Every time I read a new article on the Synod of Bishops meeting on the family, I have to remind myself why I care about the church’s teaching. So much of the reporting focuses on “issues” and “sides.” It is as if that only thing that matters is where one stands or what one opposes. I feel like it is more coverage of a sporting event than dealing with joys and hopes, the griefs and anxieties of married life.
What do I find nourishing about the church’s teaching? In a series of six posts, I focus on how marriages can foster the goods of: economic life, the church, civic society, fidelity, unity, and procreation. I am attempting not to reduce it to one issue or present it in a polemical manner but to present the church’s teaching in its depth and richness and indicate how it fosters genuine love.
An Essential Agent of Economic Life
The church’s teaching on how families affect economic issues is succinctly summed up by section 248 in the Compendium of the Social Doctrine of the Church:
The family, therefore, must rightfully be seen as an essential agent of economic life, guided not by the market mentality but by the logic of sharing and solidarity among generations.
According to the church, families should not to be guided by a “market mentality.” This is not opposition to particular policies or systems per se. Rather, it is against a world-view that understands and values everything in primarily economic terms. This dynamic is partly what Pope Francis opposes in Evangelii Gaudium, 53, saying that:
Today everything comes under the laws of competition and the survival of the fittest, where the powerful feed upon the powerless. As a consequence, masses of people find themselves excluded and marginalized: without work, without possibilities, without any means of escape.
The result, Pope Francis continues, is that, once people are excluded or marginalized, they are no longer seen or cared for. They become, like so many of the goods that are purchased, valued only by what they add to our lives and thrown away when their value is depleted. While there is more that feeds into this market mentality, the main point is that it can come to dominate one’s way of viewing and living in the world.
This dehumanizing worldview so often slips into our lives. I see it all the time in college students who worry about which major they will have by valuing it in terms of money or prestige. I see it in childhood sports when parents push kids in first and second grade to practice several times a week and focus on one particular sport to play year round. I see it in my own life when I have to remind myself not to feel threatened by my colleagues who excel at teaching and publishing.
According to the Compendium, marriage works against this dog-eat-dog world through “the logic of sharing and solidarity.” Section 249 of the Compendium indicates three ways that families reorder economic thinking.
The contribution that the family can make to the reality of work is valuable and, in many instances, irreplaceable. It is a contribution that can be expressed both in economic terms and through the great resources of solidarity that the family possesses and that are often an important support for those within the family who are without work or who are seeking employment. Above all and more fundamentally, it is a contribution that is made by educating to the meaning of work and by offering direction and support for the professional choices made.

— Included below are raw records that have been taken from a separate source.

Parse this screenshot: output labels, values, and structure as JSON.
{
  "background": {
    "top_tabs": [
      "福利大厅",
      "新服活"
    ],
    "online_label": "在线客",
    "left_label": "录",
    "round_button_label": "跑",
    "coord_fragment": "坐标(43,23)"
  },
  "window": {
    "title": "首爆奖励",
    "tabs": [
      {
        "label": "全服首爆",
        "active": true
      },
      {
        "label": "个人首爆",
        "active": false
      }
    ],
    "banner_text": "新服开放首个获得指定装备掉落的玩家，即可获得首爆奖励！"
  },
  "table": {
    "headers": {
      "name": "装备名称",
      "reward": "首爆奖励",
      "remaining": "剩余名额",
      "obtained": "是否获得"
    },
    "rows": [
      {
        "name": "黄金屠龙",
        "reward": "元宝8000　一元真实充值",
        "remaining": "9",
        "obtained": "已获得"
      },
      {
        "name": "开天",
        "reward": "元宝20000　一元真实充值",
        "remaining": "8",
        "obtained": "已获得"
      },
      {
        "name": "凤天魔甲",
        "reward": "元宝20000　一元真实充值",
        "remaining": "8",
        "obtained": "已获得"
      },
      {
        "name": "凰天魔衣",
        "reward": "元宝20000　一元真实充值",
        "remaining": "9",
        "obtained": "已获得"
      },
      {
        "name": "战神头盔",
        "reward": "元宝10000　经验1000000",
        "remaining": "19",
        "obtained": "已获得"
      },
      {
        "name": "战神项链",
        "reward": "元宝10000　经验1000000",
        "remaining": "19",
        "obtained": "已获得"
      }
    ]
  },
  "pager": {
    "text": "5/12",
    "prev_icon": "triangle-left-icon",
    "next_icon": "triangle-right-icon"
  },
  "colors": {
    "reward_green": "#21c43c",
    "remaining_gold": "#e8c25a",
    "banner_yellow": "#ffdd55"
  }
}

First, families support those “who are without work or who are seeking employment.” Families tend to value people, regardless of their productivity. They care for infants who can barely hold their heads up, children with physical or mental disabilities, sick spouses, and elderly parents. They tend to order their resources to care for those in the family. They do not “throw away” these individuals even though they do not generate revenue for the household. The solidarity of the family means that resources are shared. The young, sick and old—those typically poor in our society—are valued.

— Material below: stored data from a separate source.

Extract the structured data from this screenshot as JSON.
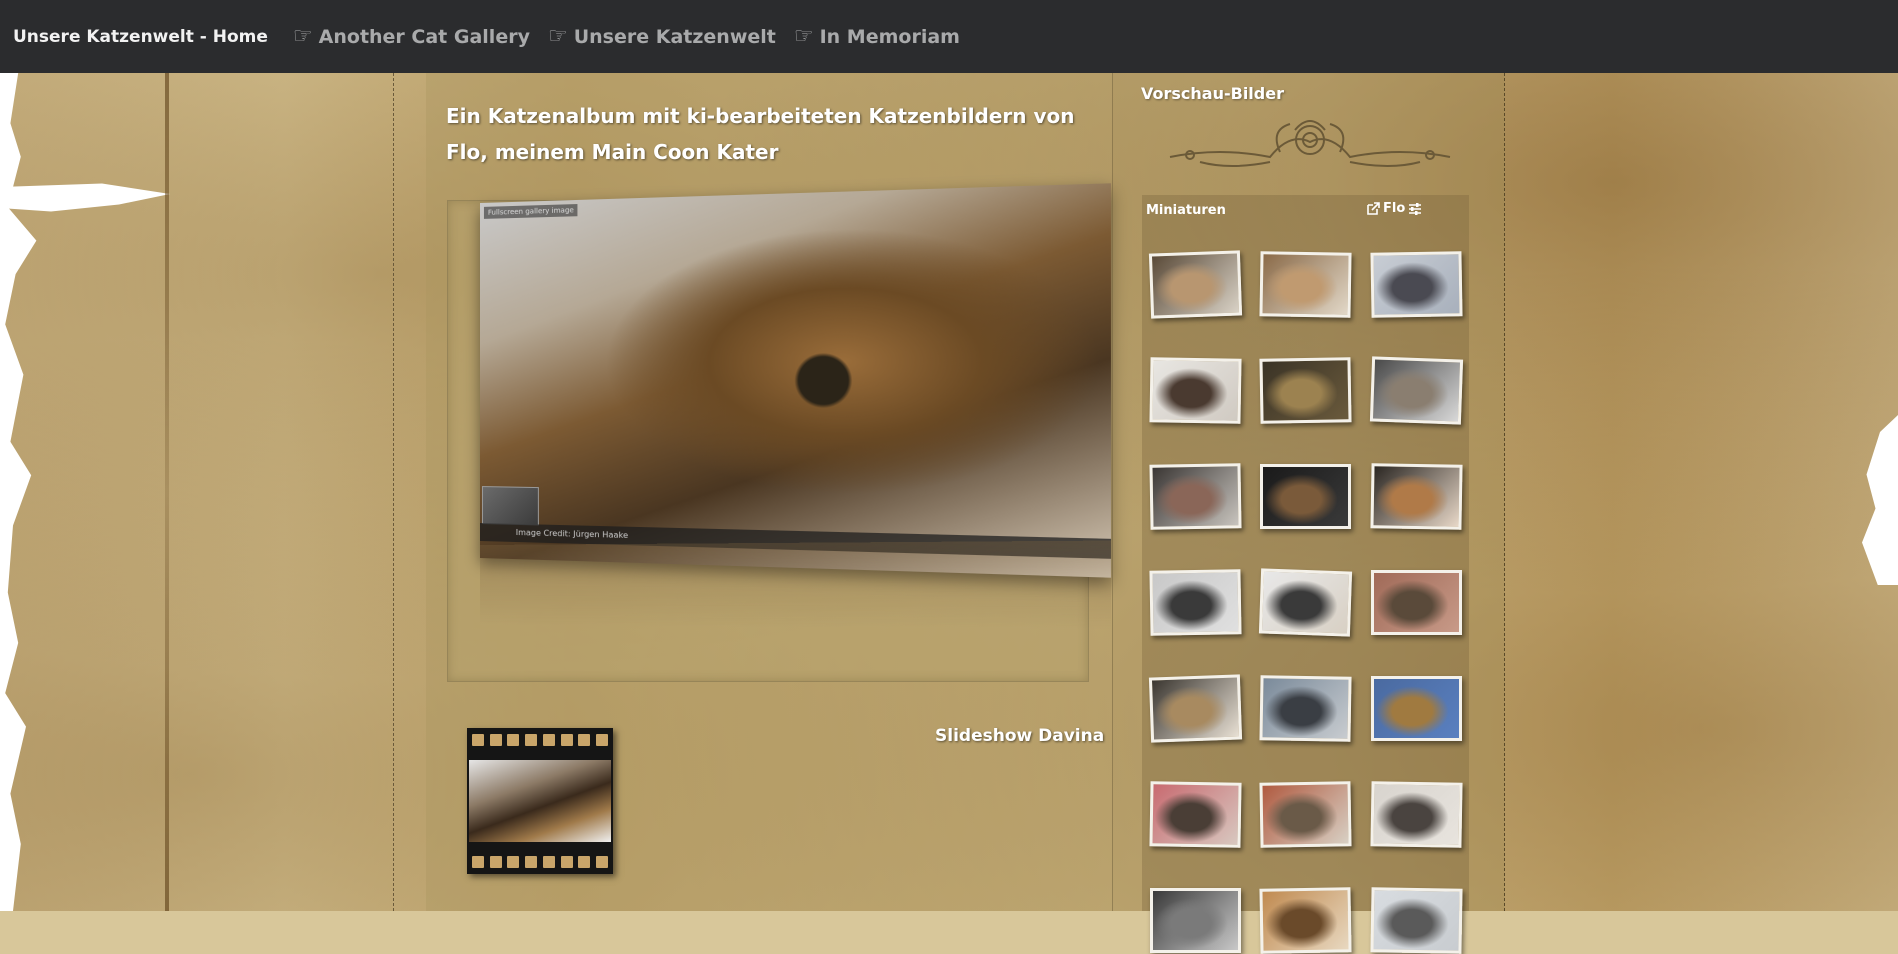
{
  "nav": {
    "brand": "Unsere Katzenwelt - Home",
    "links": [
      {
        "label": "Another Cat Gallery"
      },
      {
        "label": "Unsere Katzenwelt"
      },
      {
        "label": "In Memoriam"
      }
    ]
  },
  "main": {
    "heading": "Ein Katzenalbum mit ki-bearbeiteten Katzenbildern von Flo, meinem Main Coon Kater",
    "photo_badge": "Fullscreen gallery image",
    "photo_caption": "Image Credit: Jürgen Haake",
    "slideshow_label": "Slideshow Davina"
  },
  "sidebar": {
    "title": "Vorschau-Bilder",
    "panel_header": "Miniaturen",
    "panel_user": "Flo",
    "thumbnails": [
      {
        "colors": [
          "#5a4a38",
          "#b89670",
          "#d9d2c6"
        ]
      },
      {
        "colors": [
          "#8a6a48",
          "#c09a70",
          "#e2d8c8"
        ]
      },
      {
        "colors": [
          "#c8cdd4",
          "#4a4a52",
          "#a8b0bc"
        ]
      },
      {
        "colors": [
          "#e8e6e2",
          "#4a3a30",
          "#d0cac2"
        ]
      },
      {
        "colors": [
          "#3a3326",
          "#9c8250",
          "#6a5a3c"
        ]
      },
      {
        "colors": [
          "#4a4a4a",
          "#8a7e70",
          "#d8d8d8"
        ]
      },
      {
        "colors": [
          "#3a3634",
          "#8a6658",
          "#c8c4be"
        ]
      },
      {
        "colors": [
          "#1a1a1a",
          "#7a5a3a",
          "#3a3a3a"
        ]
      },
      {
        "colors": [
          "#2a2622",
          "#b07a48",
          "#e8d8c8"
        ]
      },
      {
        "colors": [
          "#c8c8c8",
          "#3a3a3a",
          "#e0e0e0"
        ]
      },
      {
        "colors": [
          "#e8e8e8",
          "#3a3a3a",
          "#d8d0c4"
        ]
      },
      {
        "colors": [
          "#a06a58",
          "#5a4a3a",
          "#c89a88"
        ]
      },
      {
        "colors": [
          "#3a3630",
          "#a88a60",
          "#e8e0d4"
        ]
      },
      {
        "colors": [
          "#7a8a9a",
          "#3a3e44",
          "#c8ccd0"
        ]
      },
      {
        "colors": [
          "#4a6aa0",
          "#a07a40",
          "#5a80c0"
        ]
      },
      {
        "colors": [
          "#c86a70",
          "#4a3e36",
          "#d8c8c0"
        ]
      },
      {
        "colors": [
          "#b05a40",
          "#6a5a48",
          "#d8d0c4"
        ]
      },
      {
        "colors": [
          "#d8d4ce",
          "#4a4440",
          "#e8e4de"
        ]
      },
      {
        "colors": [
          "#3a3a3a",
          "#7a7a7a",
          "#c8c8c8"
        ]
      },
      {
        "colors": [
          "#c08a50",
          "#6a4a2a",
          "#e8d8c0"
        ]
      },
      {
        "colors": [
          "#d8dce0",
          "#5a5a5a",
          "#c8ccd0"
        ]
      }
    ]
  }
}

Second, families educate “to the meaning of work.” According to the Compendium, work serves several purposes: promotes “conditions for a decent life” (257), participates “not only in the act of creation but also in that of redemption,” (263) and cooperates with and serves others (273). Very early, kids can grasp that the work done by parents pays for the food and the house, clothes and the bills. Beyond this, children are given chores—from picking up clothes, to setting the table, to feeding the dog—that teach both cooperation and how to manage the household, and so provide an example of how work can be with and for others. In addition, as Julie Hanlon Rubio indicated in her essay on the dual-vocation of parents, parents instruct kids by the work they do. Parents have obligations to the world that go beyond the home. Often this work is the parent’s profession, but it can also be the way parents reach out to help neighbors, volunteer for school functions, or coach pee-wee sports. Whatever form it takes, parents’ work teaches children that they can and should contribute to the creation and redemption of the world.

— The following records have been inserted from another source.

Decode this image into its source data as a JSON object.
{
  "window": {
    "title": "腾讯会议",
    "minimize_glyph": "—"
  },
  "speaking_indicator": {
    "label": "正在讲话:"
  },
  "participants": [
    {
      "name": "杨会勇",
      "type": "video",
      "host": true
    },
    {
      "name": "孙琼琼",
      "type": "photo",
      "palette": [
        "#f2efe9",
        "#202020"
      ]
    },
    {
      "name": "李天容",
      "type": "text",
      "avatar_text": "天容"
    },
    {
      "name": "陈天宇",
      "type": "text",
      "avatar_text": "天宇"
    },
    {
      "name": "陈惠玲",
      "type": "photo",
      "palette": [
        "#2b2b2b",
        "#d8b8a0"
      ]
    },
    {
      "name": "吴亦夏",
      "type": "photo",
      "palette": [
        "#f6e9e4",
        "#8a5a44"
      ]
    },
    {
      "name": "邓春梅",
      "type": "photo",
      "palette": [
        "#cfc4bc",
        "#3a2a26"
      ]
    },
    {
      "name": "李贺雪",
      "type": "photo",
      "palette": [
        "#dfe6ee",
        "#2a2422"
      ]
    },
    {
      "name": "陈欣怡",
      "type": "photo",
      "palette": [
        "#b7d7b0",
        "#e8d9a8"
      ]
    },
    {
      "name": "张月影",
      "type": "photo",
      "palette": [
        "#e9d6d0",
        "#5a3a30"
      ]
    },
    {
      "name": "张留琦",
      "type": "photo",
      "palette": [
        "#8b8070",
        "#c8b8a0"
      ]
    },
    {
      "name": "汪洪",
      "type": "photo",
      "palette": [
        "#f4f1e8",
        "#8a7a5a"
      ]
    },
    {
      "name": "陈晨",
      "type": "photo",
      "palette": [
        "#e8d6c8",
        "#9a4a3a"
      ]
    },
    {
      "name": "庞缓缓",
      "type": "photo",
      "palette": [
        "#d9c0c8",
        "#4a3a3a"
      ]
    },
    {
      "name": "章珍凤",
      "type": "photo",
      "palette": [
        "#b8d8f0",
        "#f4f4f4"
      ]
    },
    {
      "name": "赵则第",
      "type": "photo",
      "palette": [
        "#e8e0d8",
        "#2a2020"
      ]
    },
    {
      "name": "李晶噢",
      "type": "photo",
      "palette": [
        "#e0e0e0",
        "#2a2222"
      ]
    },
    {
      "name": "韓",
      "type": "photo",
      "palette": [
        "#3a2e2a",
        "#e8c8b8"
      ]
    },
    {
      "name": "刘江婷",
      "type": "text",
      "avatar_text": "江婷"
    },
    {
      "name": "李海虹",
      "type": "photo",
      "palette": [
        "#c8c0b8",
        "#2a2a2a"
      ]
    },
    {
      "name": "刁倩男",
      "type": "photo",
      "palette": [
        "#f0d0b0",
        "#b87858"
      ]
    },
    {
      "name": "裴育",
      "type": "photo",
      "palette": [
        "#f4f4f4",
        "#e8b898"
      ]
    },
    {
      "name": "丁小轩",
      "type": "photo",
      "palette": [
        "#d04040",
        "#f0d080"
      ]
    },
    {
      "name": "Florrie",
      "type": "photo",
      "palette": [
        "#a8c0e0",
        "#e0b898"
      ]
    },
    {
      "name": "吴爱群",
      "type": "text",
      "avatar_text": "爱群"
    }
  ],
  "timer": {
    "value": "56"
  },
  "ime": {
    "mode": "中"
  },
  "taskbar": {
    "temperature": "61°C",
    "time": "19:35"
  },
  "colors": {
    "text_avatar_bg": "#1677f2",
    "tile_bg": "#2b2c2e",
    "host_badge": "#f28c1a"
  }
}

Finally, families offer “direction and support for the professional choices made.” Parents can help children reflect on what they enjoy and what they are good at. Parents can also draw upon their experiences to provide ways to respond to challenges at work or in professional life. They can remind children what is important in life, just as children can remind parents not to idolize work. Perhaps grandparents can provide guidance to both. In short, the value placed on the family is what guides people to make decisions to serve more than just one’s own professional interests.
This seems to be the heart of how the family is “an essential agent of economic life.” In being a community of love, the family is called to be a place where people and their good are valued and where resources are directed toward these ends. This “school” forms individuals so that, when they work, they are not guided by a dog-eat-dog world perspective but are truly guided by “the logic of sharing and solidarity.”
This post is part of a series of six focusing on the Catholic church’s teaching on marriage and how it fosters the goods of: economic life, the church, civic society, fidelity, unity, and procreation.